Namibia hopes to attract int'l prod'ns
JOHANNESBERG — The Namibian government has created a film commission to promote the country as an international location and develop the local industry.
The African west coast country is starting to attract international productions with its desert and coastal landscapes. It was recently the location for two studio films, Disney’s “Young Black Stallion” and “Beyond Borders,” starring Angelina Jolie and Kevin Costner.
The government said the Film Commission would work closely with the Filmmakers Assn. of Namibia (FAN) to develop the local industry, particularly in the feature film area.

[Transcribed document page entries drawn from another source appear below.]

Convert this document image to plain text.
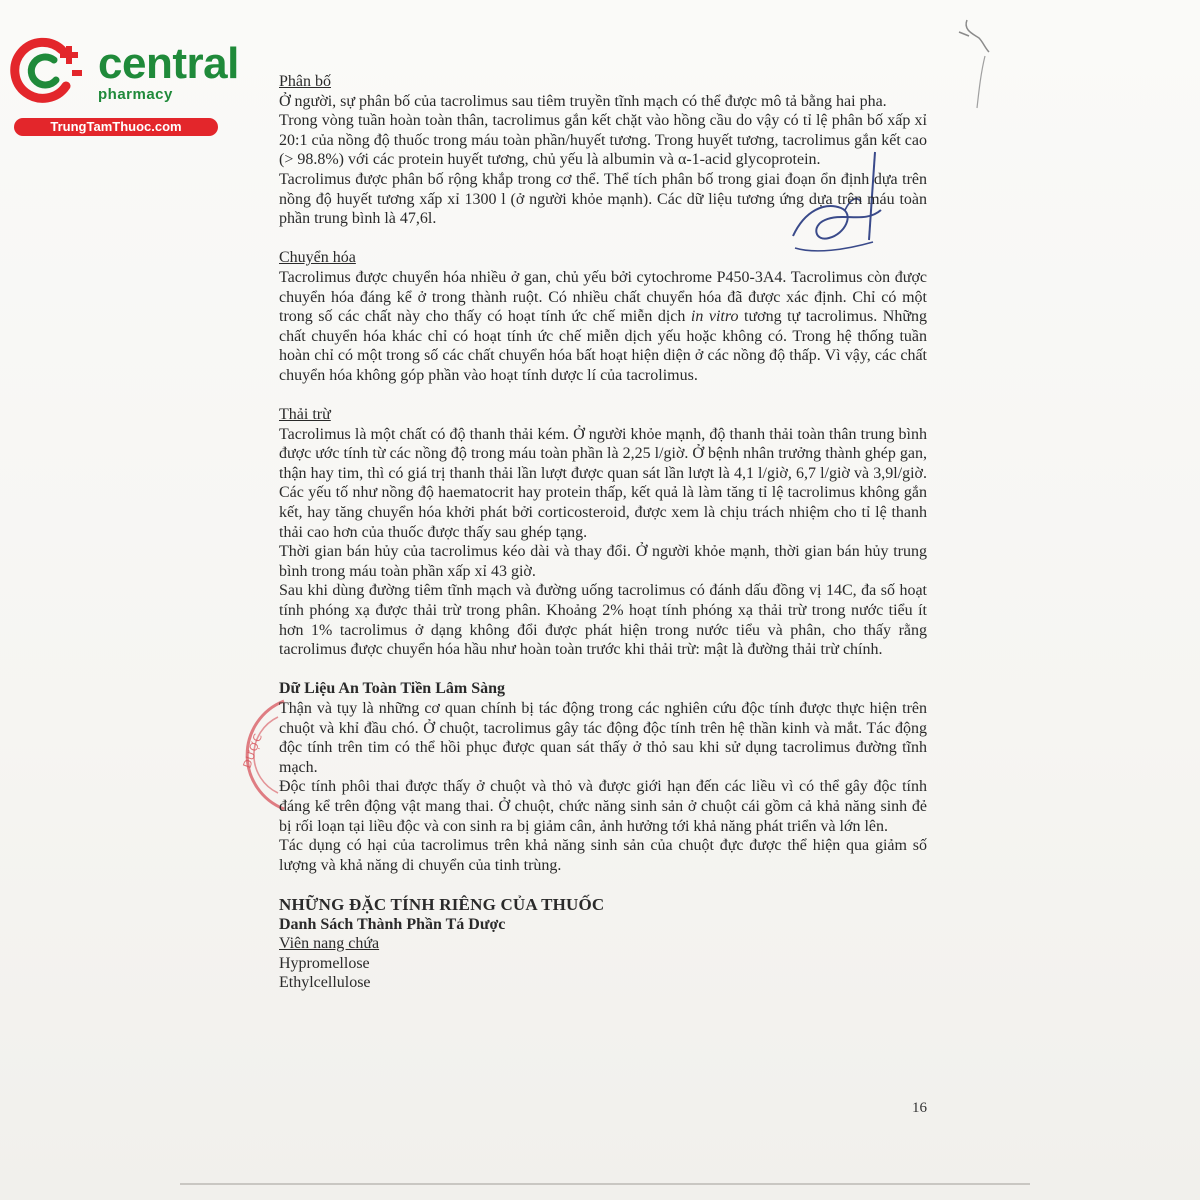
central
pharmacy
TrungTamThuoc.com
DƯỢC

Phân bố

Ở người, sự phân bố của tacrolimus sau tiêm truyền tĩnh mạch có thể được mô tả bằng hai pha.

Trong vòng tuần hoàn toàn thân, tacrolimus gắn kết chặt vào hồng cầu do vậy có tỉ lệ phân bố xấp xỉ 20:1 của nồng độ thuốc trong máu toàn phần/huyết tương. Trong huyết tương, tacrolimus gắn kết cao (> 98.8%) với các protein huyết tương, chủ yếu là albumin và α-1-acid glycoprotein.

Tacrolimus được phân bố rộng khắp trong cơ thể. Thể tích phân bố trong giai đoạn ổn định dựa trên nồng độ huyết tương xấp xỉ 1300 l (ở người khỏe mạnh). Các dữ liệu tương ứng dựa trên máu toàn phần trung bình là 47,6l.

Chuyển hóa

Tacrolimus được chuyển hóa nhiều ở gan, chủ yếu bởi cytochrome P450-3A4. Tacrolimus còn được chuyển hóa đáng kể ở trong thành ruột. Có nhiều chất chuyển hóa đã được xác định. Chỉ có một trong số các chất này cho thấy có hoạt tính ức chế miễn dịch in vitro tương tự tacrolimus. Những chất chuyển hóa khác chỉ có hoạt tính ức chế miễn dịch yếu hoặc không có. Trong hệ thống tuần hoàn chỉ có một trong số các chất chuyển hóa bất hoạt hiện diện ở các nồng độ thấp. Vì vậy, các chất chuyển hóa không góp phần vào hoạt tính dược lí của tacrolimus.

Thải trừ

Tacrolimus là một chất có độ thanh thải kém. Ở người khỏe mạnh, độ thanh thải toàn thân trung bình được ước tính từ các nồng độ trong máu toàn phần là 2,25 l/giờ. Ở bệnh nhân trưởng thành ghép gan, thận hay tim, thì có giá trị thanh thải lần lượt được quan sát lần lượt là 4,1 l/giờ, 6,7 l/giờ và 3,9l/giờ. Các yếu tố như nồng độ haematocrit hay protein thấp, kết quả là làm tăng tỉ lệ tacrolimus không gắn kết, hay tăng chuyển hóa khởi phát bởi corticosteroid, được xem là chịu trách nhiệm cho tỉ lệ thanh thải cao hơn của thuốc được thấy sau ghép tạng.

Thời gian bán hủy của tacrolimus kéo dài và thay đổi. Ở người khỏe mạnh, thời gian bán hủy trung bình trong máu toàn phần xấp xỉ 43 giờ.

Sau khi dùng đường tiêm tĩnh mạch và đường uống tacrolimus có đánh dấu đồng vị 14C, đa số hoạt tính phóng xạ được thải trừ trong phân. Khoảng 2% hoạt tính phóng xạ thải trừ trong nước tiểu ít hơn 1% tacrolimus ở dạng không đổi được phát hiện trong nước tiểu và phân, cho thấy rằng tacrolimus được chuyển hóa hầu như hoàn toàn trước khi thải trừ: mật là đường thải trừ chính.

Dữ Liệu An Toàn Tiền Lâm Sàng

Thận và tụy là những cơ quan chính bị tác động trong các nghiên cứu độc tính được thực hiện trên chuột và khỉ đầu chó. Ở chuột, tacrolimus gây tác động độc tính trên hệ thần kinh và mắt. Tác động độc tính trên tim có thể hồi phục được quan sát thấy ở thỏ sau khi sử dụng tacrolimus đường tĩnh mạch.

Độc tính phôi thai được thấy ở chuột và thỏ và được giới hạn đến các liều vì có thể gây độc tính đáng kể trên động vật mang thai. Ở chuột, chức năng sinh sản ở chuột cái gồm cả khả năng sinh đẻ bị rối loạn tại liều độc và con sinh ra bị giảm cân, ảnh hưởng tới khả năng phát triển và lớn lên.

Tác dụng có hại của tacrolimus trên khả năng sinh sản của chuột đực được thể hiện qua giảm số lượng và khả năng di chuyển của tinh trùng.

NHỮNG ĐẶC TÍNH RIÊNG CỦA THUỐC

Danh Sách Thành Phần Tá Dược

Viên nang chứa

Hypromellose

Ethylcellulose

16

Prime Minister Hage Geingob is passionate about creating a film industry in Namibia and has been one of the driving forces behind getting all parties in government and the industry to work together to set up the commission.Three of the appointed film commissioners are from government — from the Ministries of Home Affairs, Environment and Tourism, and Foreign Affairs and Broadcasting — with the other two drawn from the industry. They are Friederick Philander, a scriptwriter and producer, and actress Vicky Matjila.
According to the Namibia Film Commission Act of 2000, the Film Commission’s duties are to regulate activities relating to film production, to develop and promote the industry and to establish a Film and Video Development Fund.
FAN chairman Gert Keding, welcoming the news, said the commission would have to regulate filmmakers and bring in stricter controls. He said some filmmakers were misusing crews and trashing locations.
Most foreign productions are bringing in entire crews from outside, but both FAN and the government are hoping to introduce a skills development system whereby foreigners will take on local trainees.
The commission will also be investigating ways to offer financial incentives to foreigners coming to film in Namibia.